Daegu Ilbo POSTECH develops breathing’artificial lung’ model with 3D printing

POSTECH main building.

The POSTECH research team succeeded in developing the world’s first’artificial lung’ model that breathes through 3D printing.

According to POSTECH on the 23rd, a research team composed of Professor Seong-Jun Jeong of the Department of Materials Science and Ju-Yeon Yoo of the Department of Life Science and Da-yoon Kang in the integrated process recently produced a three-dimensional lung model containing a variety of human alveolar cell lines using inkjet bioprinting.

Oxygen that enters the human body arrives at the alveoli through the airways, and is replaced with carbon dioxide carried by blood through the capillaries of the alveoli.

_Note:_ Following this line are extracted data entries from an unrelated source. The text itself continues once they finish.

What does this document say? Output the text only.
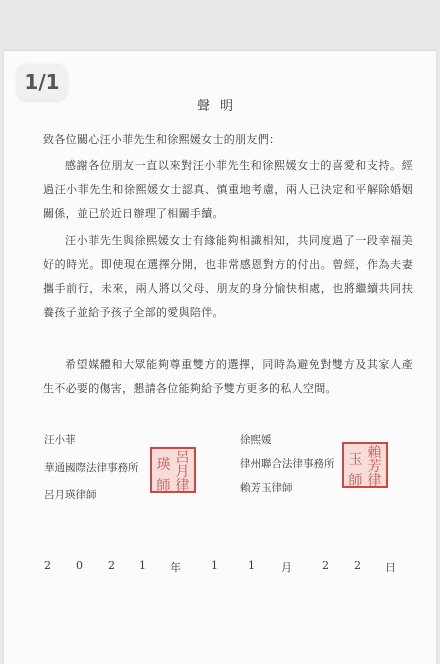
1/1
聲明
致各位關心汪小菲先生和徐熙媛女士的朋友們：
感謝各位朋友一直以來對汪小菲先生和徐熙媛女士的喜愛和支持。經過汪小菲先生和徐熙媛女士認真、慎重地考慮，兩人已決定和平解除婚姻關係，並已於近日辦理了相關手續。
汪小菲先生與徐熙媛女士有緣能夠相識相知，共同度過了一段幸福美好的時光。即使現在選擇分開，也非常感恩對方的付出。曾經，作為夫妻攜手前行，未來，兩人將以父母、朋友的身分愉快相處，也將繼續共同扶養孩子並給予孩子全部的愛與陪伴。
希望媒體和大眾能夠尊重雙方的選擇，同時為避免對雙方及其家人產生不必要的傷害，懇請各位能夠給予雙方更多的私人空間。
汪小菲
華通國際法律事務所
呂月瑛律師
瑛 呂月
師 律
徐熙媛
律州聯合法律事務所
賴芳玉律師
玉 賴芳
師 律
2 0 2 1 年	1	1 月	2 2 日
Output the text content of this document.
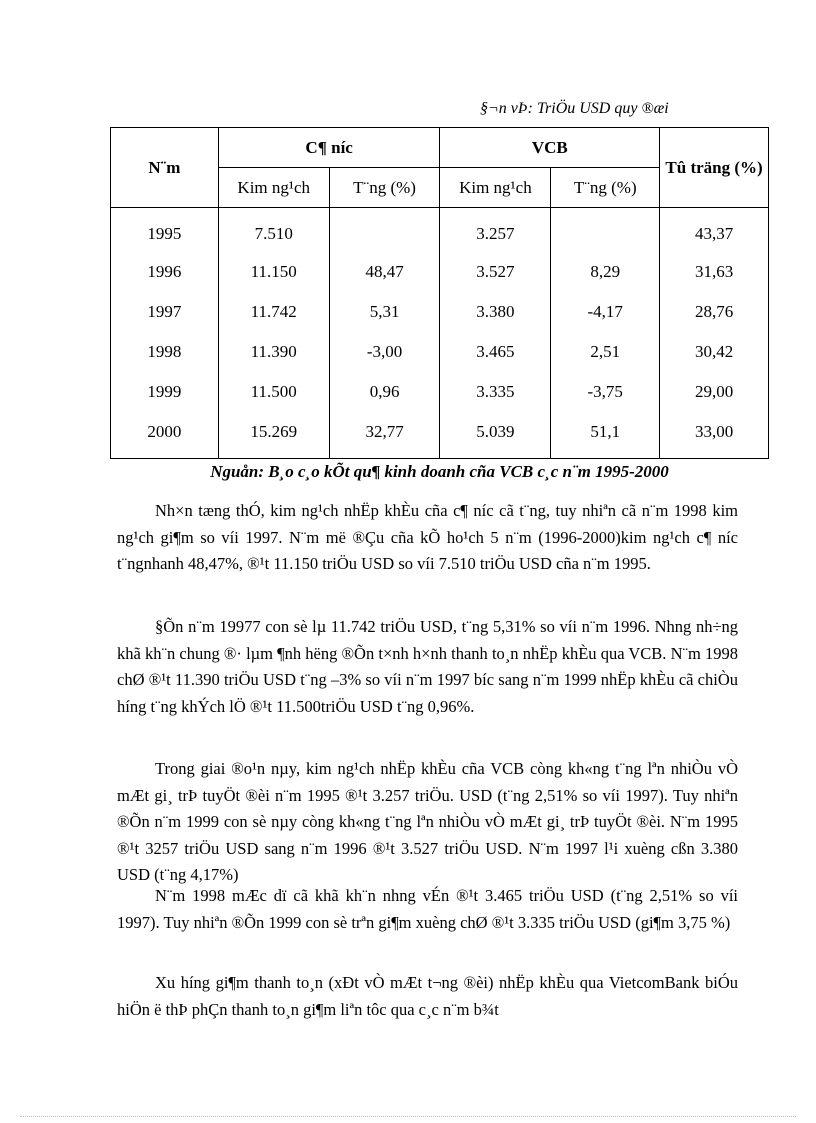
§¬n vÞ: TriÖu USD quy ®æi
N¨m	C¶ níc		VCB		Tû träng (%)
	Kim ng¹ch	T¨ng (%)	Kim ng¹ch	T¨ng (%)	
1995	7.510		3.257		43,37
1996	11.150	48,47	3.527	8,29	31,63
1997	11.742	5,31	3.380	-4,17	28,76
1998	11.390	-3,00	3.465	2,51	30,42
1999	11.500	0,96	3.335	-3,75	29,00
2000	15.269	32,77	5.039	51,1	33,00
Nguån: B¸o c¸o kÕt qu¶ kinh doanh cña VCB c¸c n¨m 1995-2000

Nh×n tæng thÓ, kim ng¹ch nhËp khÈu cña c¶ níc cã t¨ng, tuy nhiªn cã n¨m 1998 kim ng¹ch gi¶m so víi 1997. N¨m më ®Çu cña kÕ ho¹ch 5 n¨m (1996-2000)kim ng¹ch c¶ níc t¨ngnhanh 48,47%, ®¹t 11.150 triÖu USD so víi 7.510 triÖu USD cña n¨m 1995.

§Õn n¨m 19977 con sè lµ 11.742 triÖu USD, t¨ng 5,31% so víi n¨m 1996. Nhng nh÷ng khã kh¨n chung ®· lµm ¶nh hëng ®Õn t×nh h×nh thanh to¸n nhËp khÈu qua VCB. N¨m 1998 chØ ®¹t 11.390 triÖu USD t¨ng –3% so víi n¨m 1997 bíc sang n¨m 1999 nhËp khÈu cã chiÒu híng t¨ng khÝch lÖ ®¹t 11.500triÖu USD t¨ng 0,96%.

Trong giai ®o¹n nµy, kim ng¹ch nhËp khÈu cña VCB còng kh«ng t¨ng lªn nhiÒu vÒ mÆt gi¸ trÞ tuyÖt ®èi n¨m 1995 ®¹t 3.257 triÖu. USD (t¨ng 2,51% so víi 1997). Tuy nhiªn ®Õn n¨m 1999 con sè nµy còng kh«ng t¨ng lªn nhiÒu vÒ mÆt gi¸ trÞ tuyÖt ®èi. N¨m 1995 ®¹t 3257 triÖu USD sang n¨m 1996 ®¹t 3.527 triÖu USD. N¨m 1997 l¹i xuèng cßn 3.380 USD (t¨ng 4,17%)

N¨m 1998 mÆc dï cã khã kh¨n nhng vÉn ®¹t 3.465 triÖu USD (t¨ng 2,51% so víi 1997). Tuy nhiªn ®Õn 1999 con sè trªn gi¶m xuèng chØ ®¹t 3.335 triÖu USD (gi¶m 3,75 %)

Xu híng gi¶m thanh to¸n (xÐt vÒ mÆt t¬ng ®èi) nhËp khÈu qua VietcomBank biÓu hiÖn ë thÞ phÇn thanh to¸n gi¶m liªn tôc qua c¸c n¨m b¾t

The alveolar membrane through which oxygen and carbon dioxide move is a three-layered structure consisting of an epithelial layer, a basement membrane, and an endothelial capillary layer, and has a very thin thickness to facilitate the movement of gas.

Until now, there has been a limitation in accurately replicating alveoli with such a thin and complex structure.

However, the research team used the world’s first’drop on demand’ high-precision inkjet printing to laminate alveolar cells in high resolution, reproducing a three-layer alveolar barrier model with a thickness of about 10 micrometers (μm). will be.

The model thus produced showed a high degree of simulation when compared to a two-dimensional cell culture model as well as a three-dimensional unstructured model cultured by mixing alveolar cells and hydrogel.

In addition, the research team found that the produced alveolar barrier model similarly reproduced the physiological response at the actual tissue level in terms of viral infectivity and antiviral response.

When this model was used as an influenza virus infection model, it was observed that virus self-proliferation and antiviral response appeared.

Professor Jeong explained, “It is possible to create a disease model tailored to patients, as well as mass production and quality control, so it can be used as an initial platform for evaluating the effectiveness of therapeutic drugs and vaccines that can respond to infectious respiratory viruses including corona 19 virus infection.

The study was published in the latest issue of the international journal Advanced Science.